The heart of the Article is the positive analysis in Parts II and III and the window it provides into the regulation of leaking. While I hope in Part IV to draw some fruitful linkages to broader
questions in democratic, constitutional, and security theory, and while I hope more generally to facilitate normative projects of varied stripes, the Article is principally concerned with demonstrating how leaking works. The overriding aim is to provide an explanation (not a justification) for this regulatory regime in terms of the intersecting desires, beliefs, and constraints of presidents, political appointees, civil servants, legislators, journalists, and the institutions they populate. Although I cannot directly establish the intentions of many of these actors or rule out evolutionary factors—for instance, a natural tendency for the leakier components of government to gain in relative political power and thereby to propagate their disclosure norms—the Article tries to the extent possible to provide microfoundations for its theory, to specify mechanisms that reduce leakiness to the individual level.
Some pieces of the analysis were informed by roughly two-dozen interviews I conducted with current and former officials who have worked on top secret issues across the executive branch, as well as by my own experiences in government. Most of these officials served in a legal capacity. Almost all of the interviews were “on background,” which is to say the interviewees asked not to be identified and I agreed. The unsettling brand of methodological mimesis that results—this is an Article about anonymous government sources that itself relies on anonymous government sources—is not lost on me. I would have preferred to conduct interviews on the record and yet, like so many journalists and several scholars before me, I soon learned that few were willing to discuss anything interesting under those ground rules. Minimizing validity concerns, however, all points drawn from the interviews are consistent with the publicly available evidence, including the returns from my own FOIA requests, which I cite throughout. The interviews proved more confirmatory than revelatory. They deepened but did not transform my understanding of this evidence.
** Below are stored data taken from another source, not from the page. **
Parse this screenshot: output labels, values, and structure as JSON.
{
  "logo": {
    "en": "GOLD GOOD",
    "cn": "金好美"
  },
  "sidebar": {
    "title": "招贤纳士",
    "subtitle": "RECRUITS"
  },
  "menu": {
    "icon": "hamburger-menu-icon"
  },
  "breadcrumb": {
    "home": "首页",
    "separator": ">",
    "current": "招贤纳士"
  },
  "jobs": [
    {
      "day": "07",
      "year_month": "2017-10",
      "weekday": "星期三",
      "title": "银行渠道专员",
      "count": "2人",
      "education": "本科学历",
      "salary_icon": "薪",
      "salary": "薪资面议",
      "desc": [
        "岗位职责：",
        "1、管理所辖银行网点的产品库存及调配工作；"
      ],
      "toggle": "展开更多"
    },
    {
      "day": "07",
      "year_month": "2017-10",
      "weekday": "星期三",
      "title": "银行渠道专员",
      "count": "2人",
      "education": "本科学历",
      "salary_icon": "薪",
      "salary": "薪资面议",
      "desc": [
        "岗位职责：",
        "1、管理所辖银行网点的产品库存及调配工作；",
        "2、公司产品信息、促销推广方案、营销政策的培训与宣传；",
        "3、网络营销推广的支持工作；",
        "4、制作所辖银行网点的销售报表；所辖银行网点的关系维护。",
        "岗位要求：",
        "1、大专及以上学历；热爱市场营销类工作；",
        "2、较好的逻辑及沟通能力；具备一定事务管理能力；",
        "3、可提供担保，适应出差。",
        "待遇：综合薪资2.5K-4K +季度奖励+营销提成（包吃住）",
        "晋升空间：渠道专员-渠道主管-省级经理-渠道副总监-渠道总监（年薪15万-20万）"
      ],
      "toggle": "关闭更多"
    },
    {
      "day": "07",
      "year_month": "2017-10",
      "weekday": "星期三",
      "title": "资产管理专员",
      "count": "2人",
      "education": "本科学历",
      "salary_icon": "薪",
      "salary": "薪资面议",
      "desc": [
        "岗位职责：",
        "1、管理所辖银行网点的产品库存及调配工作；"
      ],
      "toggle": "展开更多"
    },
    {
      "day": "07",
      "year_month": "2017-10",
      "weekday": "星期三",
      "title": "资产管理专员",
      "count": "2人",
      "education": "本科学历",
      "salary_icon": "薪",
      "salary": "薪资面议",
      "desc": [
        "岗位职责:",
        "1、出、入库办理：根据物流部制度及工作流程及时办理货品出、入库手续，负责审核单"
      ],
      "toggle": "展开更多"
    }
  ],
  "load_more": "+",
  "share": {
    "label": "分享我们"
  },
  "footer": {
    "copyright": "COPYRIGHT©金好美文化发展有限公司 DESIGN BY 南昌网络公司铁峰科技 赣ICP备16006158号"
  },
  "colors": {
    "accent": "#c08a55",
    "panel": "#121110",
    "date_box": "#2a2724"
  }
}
A final caveat: While I try in this Article to shine light on an opaque corner of the law, I certainly do not mean to suggest that I have fully uncovered, much less “solved,” the inner workings of the leak regime. The phenomenon of leaking is sufficiently heterogeneous and complex as to resist monolithic characterization. Perhaps the most generalizable contribution the Article aims to make is to point the way to new conceptual, theoretical, and empirical approaches to studying the subject.